Fig. 3. Sketch of a optimal tablet and mobile spaces. Author’s sketch.
Also, the concept of tab bars needing to be on the bottom for iOS devices because there is only one button on iPhones, and that tab bars are on the top of Android devices because there are three android buttons, is just a matter of preference; neither one is better or worse, and apps like Instagram, Uber, etc. all create the same UX across device platforms.
So web applications should definitely use and take advantage of tab bars that:
- Persists for all mobile and tablet devices
- That stays the same height
- Conserve real estate with few links, fly-outs, or horizontal scrolling.

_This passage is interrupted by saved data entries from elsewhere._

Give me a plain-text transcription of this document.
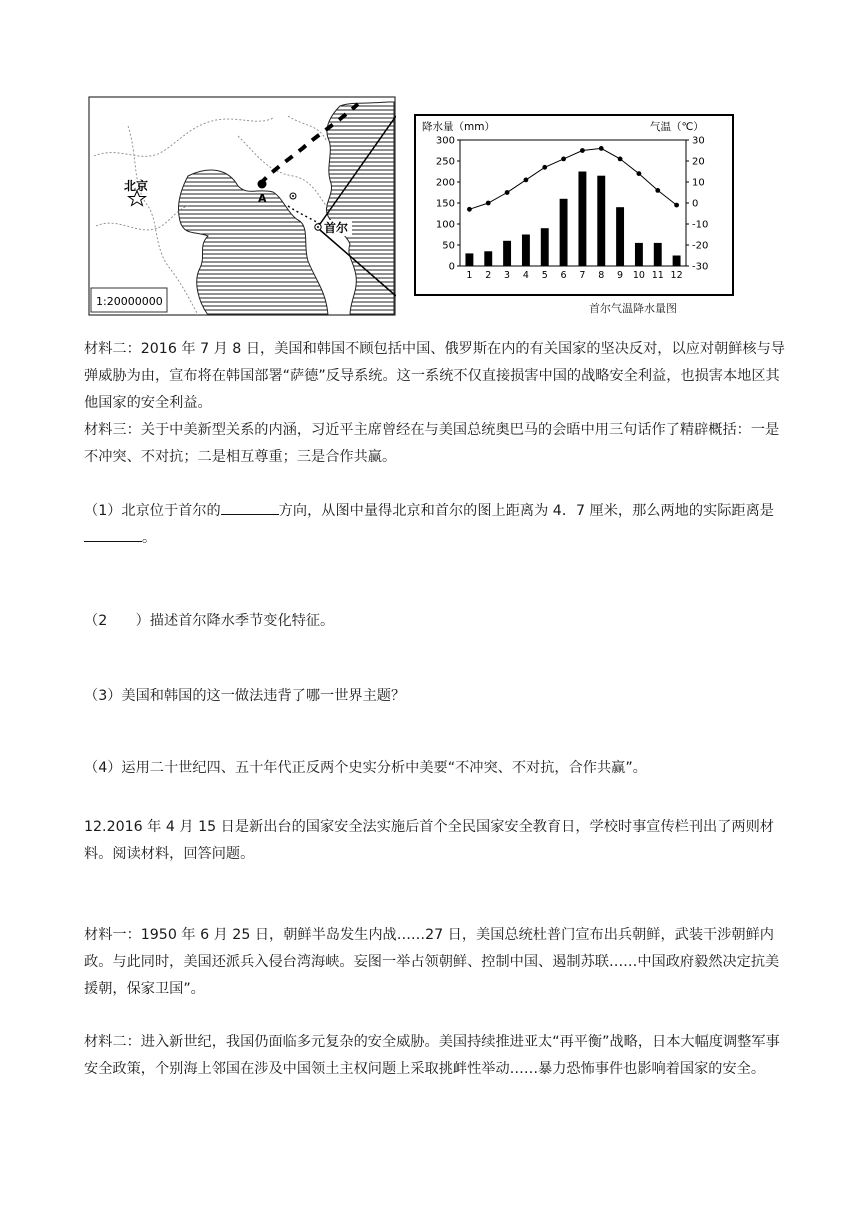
北京
A
首尔
1:20000000
降水量（mm）	气温（℃）
0
50
100
150
200
250
300
-30
-20
-10
0
10
20
30
1 2 3 4 5 6 7 8 9 10 11 12
首尔气温降水量图

材料二：2016 年 7 月 8 日，美国和韩国不顾包括中国、俄罗斯在内的有关国家的坚决反对，以应对朝鲜核与导弹威胁为由，宣布将在韩国部署“萨德”反导系统。这一系统不仅直接损害中国的战略安全利益，也损害本地区其他国家的安全利益。

材料三：关于中美新型关系的内涵，习近平主席曾经在与美国总统奥巴马的会晤中用三句话作了精辟概括：一是不冲突、不对抗；二是相互尊重；三是合作共赢。

（1）北京位于首尔的	方向，从图中量得北京和首尔的图上距离为 4．7 厘米，那么两地的实际距离是。

（2　　）描述首尔降水季节变化特征。

（3）美国和韩国的这一做法违背了哪一世界主题？

（4）运用二十世纪四、五十年代正反两个史实分析中美要“不冲突、不对抗，合作共赢”。

12.2016 年 4 月 15 日是新出台的国家安全法实施后首个全民国家安全教育日，学校时事宣传栏刊出了两则材料。阅读材料，回答问题。

材料一：1950 年 6 月 25 日，朝鲜半岛发生内战……27 日，美国总统杜普门宣布出兵朝鲜，武装干涉朝鲜内政。与此同时，美国还派兵入侵台湾海峡。妄图一举占领朝鲜、控制中国、遏制苏联……中国政府毅然决定抗美援朝，保家卫国”。

材料二：进入新世纪，我国仍面临多元复杂的安全威胁。美国持续推进亚太“再平衡”战略，日本大幅度调整军事安全政策，个别海上邻国在涉及中国领土主权问题上采取挑衅性举动……暴力恐怖事件也影响着国家的安全。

- Use labels as opposed to non-universal iconography (fig. 4)
- Is easy to touch and easy to understand
Fig. 4. Sketch of universal icons. Author’s sketch.
- Links on mobile in body copy, or anywhere, need to stand out… make them consistent throughout your web application; border-bottom 1px links are definitely used for mobile link recognition.
- Stay away from overuse of bold styling as it can be viewed as a link.
- Expected areas that are tap-able links, should (example: reviews).
- Links should be contextual, and use action words that call to action.
- Buttons shouldn’t be border-less or flat; there needs to be some type of shadow or bevel. Bottom and right shadows look like buttons, and left and top look like depressed buttons; primary actions should stand out.
- Use visual contrast – color, size, style, and weight – to draw attention to primary actions.
- USe skeuomorphism sparingly and when it helps.
- iOS uses 3 densities and Android uses 6 densities, so for web applications use SVGs as much as possible, as well as image place holders with adaptive images.
- Avoid overusing icons or just using icons for decoration
- Use layout indicators whenever possible, and use them consistently (fig. 5)
Fig. 5. Sketch of layout indicators. Author’s sketch.